Tuesday, April 29, 2008

Saying one thing, doing another to veterans (editorial)

Saying one thing, doing another to veterans (editorial)

Posted by Mike Francis, The Oregonian April 29, 2008 02:42AM
Categories: Veterans issues
On the subject discussed here last week, I wrote an editorial on the VA's apparent effort to minimize the issue of veterans' suicides. The editorial follows after the jump.

L ast month, Department of Veteran Affairs suicide counselors fielded calls from 2,508 veterans -- the highest total for any month since the department started its suicide hot line last summer.

This statistic speaks volumes about the stress the continuing deployments in Iraq and Afghanistan is wreaking on the men and women who serve them. It's not a statistic the government wanted to face.

It emerged from a trial in San Francisco, where veterans groups are suing the department for failing to adequately address the risks of suicide. The VA argues that it cares deeply about such risks, as shown by setting up the hot line.


It's bad enough that so many vets are contemplating suicide. It's worse that the department charged with providing them with health care publicly downplays the problem.

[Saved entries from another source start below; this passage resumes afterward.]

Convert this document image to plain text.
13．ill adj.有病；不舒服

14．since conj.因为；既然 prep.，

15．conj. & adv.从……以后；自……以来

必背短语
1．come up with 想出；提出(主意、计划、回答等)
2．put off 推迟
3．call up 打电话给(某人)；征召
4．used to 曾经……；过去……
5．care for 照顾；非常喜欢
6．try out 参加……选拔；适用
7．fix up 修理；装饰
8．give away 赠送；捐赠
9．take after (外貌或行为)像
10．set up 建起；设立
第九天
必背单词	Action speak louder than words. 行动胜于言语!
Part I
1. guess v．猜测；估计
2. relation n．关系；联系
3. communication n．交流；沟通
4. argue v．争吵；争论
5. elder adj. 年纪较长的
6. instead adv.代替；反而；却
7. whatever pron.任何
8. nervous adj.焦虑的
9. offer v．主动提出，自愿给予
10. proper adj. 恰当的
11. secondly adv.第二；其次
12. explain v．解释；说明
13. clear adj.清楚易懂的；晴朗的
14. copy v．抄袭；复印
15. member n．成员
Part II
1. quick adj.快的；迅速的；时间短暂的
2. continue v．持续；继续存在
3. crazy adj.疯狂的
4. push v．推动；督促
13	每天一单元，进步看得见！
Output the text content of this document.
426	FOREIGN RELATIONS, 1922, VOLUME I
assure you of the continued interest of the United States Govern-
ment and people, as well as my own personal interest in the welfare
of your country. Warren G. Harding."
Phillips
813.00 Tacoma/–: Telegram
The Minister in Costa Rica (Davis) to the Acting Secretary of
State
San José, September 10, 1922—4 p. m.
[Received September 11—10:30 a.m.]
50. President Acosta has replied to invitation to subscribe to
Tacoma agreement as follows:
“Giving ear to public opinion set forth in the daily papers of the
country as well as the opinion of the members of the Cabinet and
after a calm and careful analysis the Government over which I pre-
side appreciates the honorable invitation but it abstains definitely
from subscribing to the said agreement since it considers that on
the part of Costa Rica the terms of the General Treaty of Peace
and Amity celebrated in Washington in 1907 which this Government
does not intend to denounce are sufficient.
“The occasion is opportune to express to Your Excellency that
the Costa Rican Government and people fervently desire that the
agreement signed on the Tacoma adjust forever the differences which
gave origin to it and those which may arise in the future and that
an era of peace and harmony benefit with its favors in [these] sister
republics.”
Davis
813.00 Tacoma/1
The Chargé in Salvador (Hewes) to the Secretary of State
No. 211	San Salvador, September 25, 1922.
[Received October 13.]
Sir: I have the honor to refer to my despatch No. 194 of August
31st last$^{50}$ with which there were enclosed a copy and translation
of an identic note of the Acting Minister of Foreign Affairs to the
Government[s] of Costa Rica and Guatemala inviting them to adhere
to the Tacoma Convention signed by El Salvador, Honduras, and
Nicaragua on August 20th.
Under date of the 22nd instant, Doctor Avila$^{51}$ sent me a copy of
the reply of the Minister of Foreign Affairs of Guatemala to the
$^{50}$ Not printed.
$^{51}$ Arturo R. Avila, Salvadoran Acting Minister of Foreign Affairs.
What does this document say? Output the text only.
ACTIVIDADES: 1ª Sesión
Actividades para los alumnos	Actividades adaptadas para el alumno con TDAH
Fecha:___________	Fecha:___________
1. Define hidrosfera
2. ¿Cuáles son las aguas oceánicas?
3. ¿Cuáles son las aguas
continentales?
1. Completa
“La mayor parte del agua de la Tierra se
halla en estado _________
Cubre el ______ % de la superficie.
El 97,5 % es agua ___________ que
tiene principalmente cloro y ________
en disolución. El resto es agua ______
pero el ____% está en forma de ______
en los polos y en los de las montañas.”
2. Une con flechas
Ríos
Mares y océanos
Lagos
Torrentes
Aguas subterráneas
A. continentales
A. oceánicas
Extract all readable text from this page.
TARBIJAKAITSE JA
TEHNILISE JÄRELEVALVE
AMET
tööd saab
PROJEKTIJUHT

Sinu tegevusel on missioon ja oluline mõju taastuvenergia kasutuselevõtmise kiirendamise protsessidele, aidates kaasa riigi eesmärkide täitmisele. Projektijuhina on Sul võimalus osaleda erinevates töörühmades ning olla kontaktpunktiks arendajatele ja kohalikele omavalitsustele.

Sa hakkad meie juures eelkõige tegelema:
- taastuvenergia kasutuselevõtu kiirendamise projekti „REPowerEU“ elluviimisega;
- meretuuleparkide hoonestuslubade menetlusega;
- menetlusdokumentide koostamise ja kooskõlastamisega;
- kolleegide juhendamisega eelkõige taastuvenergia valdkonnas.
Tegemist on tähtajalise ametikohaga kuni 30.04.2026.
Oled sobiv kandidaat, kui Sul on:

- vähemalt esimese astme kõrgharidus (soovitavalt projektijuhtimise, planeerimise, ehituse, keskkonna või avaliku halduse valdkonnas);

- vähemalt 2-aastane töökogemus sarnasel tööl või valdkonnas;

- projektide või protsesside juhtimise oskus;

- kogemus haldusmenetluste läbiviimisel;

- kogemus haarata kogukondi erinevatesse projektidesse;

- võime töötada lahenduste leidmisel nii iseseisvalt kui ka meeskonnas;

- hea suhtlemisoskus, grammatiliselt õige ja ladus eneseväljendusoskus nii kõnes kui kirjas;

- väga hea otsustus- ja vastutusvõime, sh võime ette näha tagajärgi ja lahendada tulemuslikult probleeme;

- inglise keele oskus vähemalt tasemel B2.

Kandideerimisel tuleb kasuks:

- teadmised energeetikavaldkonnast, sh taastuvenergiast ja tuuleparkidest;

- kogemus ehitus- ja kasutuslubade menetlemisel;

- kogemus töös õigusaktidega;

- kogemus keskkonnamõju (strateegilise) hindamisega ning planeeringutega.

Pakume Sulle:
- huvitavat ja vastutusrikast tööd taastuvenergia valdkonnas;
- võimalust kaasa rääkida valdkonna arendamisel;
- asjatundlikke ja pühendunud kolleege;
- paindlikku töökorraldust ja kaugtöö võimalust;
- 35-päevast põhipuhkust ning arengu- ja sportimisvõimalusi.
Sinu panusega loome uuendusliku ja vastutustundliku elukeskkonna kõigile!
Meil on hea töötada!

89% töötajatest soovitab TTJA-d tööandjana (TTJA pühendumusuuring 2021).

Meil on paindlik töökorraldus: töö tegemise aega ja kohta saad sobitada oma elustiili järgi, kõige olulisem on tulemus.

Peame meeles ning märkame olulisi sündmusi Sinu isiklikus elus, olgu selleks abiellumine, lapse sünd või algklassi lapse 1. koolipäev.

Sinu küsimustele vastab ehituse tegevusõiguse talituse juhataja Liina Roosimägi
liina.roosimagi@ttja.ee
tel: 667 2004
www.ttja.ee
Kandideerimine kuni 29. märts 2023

The VA's chief told Congress in February that 144 combat veterans of Iraq and Afghanistan killed themselves between October 2001 and December 2005 -- a pace of roughly one suicide every 10 days. Yet internal e-mails produced at the trial showed VA officials were aware that about 18 veterans a day were killing themselves -- with roughly a quarter of them under VA care when they did.

Senate Democrats are calling for the firing of Dr. Ira Katz, the VA's mental health director, who wrote an email to VA officials saying that 12,000 veterans under VA care were attempting to kill themselves each year, and asking, "Is this something we should (carefully) address ourselves in some sort of release before someone stumbles on it?"

Meanwhile, Katz insisted to CBS in November, "There is no epidemic of suicide."

Katz should be fired. He's not to blame for the fact that the VA is overwhelmed, but he is to blame for minimizing the problem and putting the reputation of his agency ahead of the welfare of the men and women it was created to serve.

Further, as Sens. Tom Harkin and Russ Feingold have proposed, the VA should start tracking the suicide rate among veterans who aren't under its direct care. Right now, nobody is certain just how many veterans are so tormented that they see suicide as the best answer. Our government probably knows more about private telephone conversations between the United States and the Middle East than it knows about the health of men and women it has sent into danger around the world.

At least one measure of a war policy is the toll it takes on the people who fight, both during and after their deployments. It's unconscionable that the people responsible for their well-being are unable or unwilling to acknowledge the extent of that toll.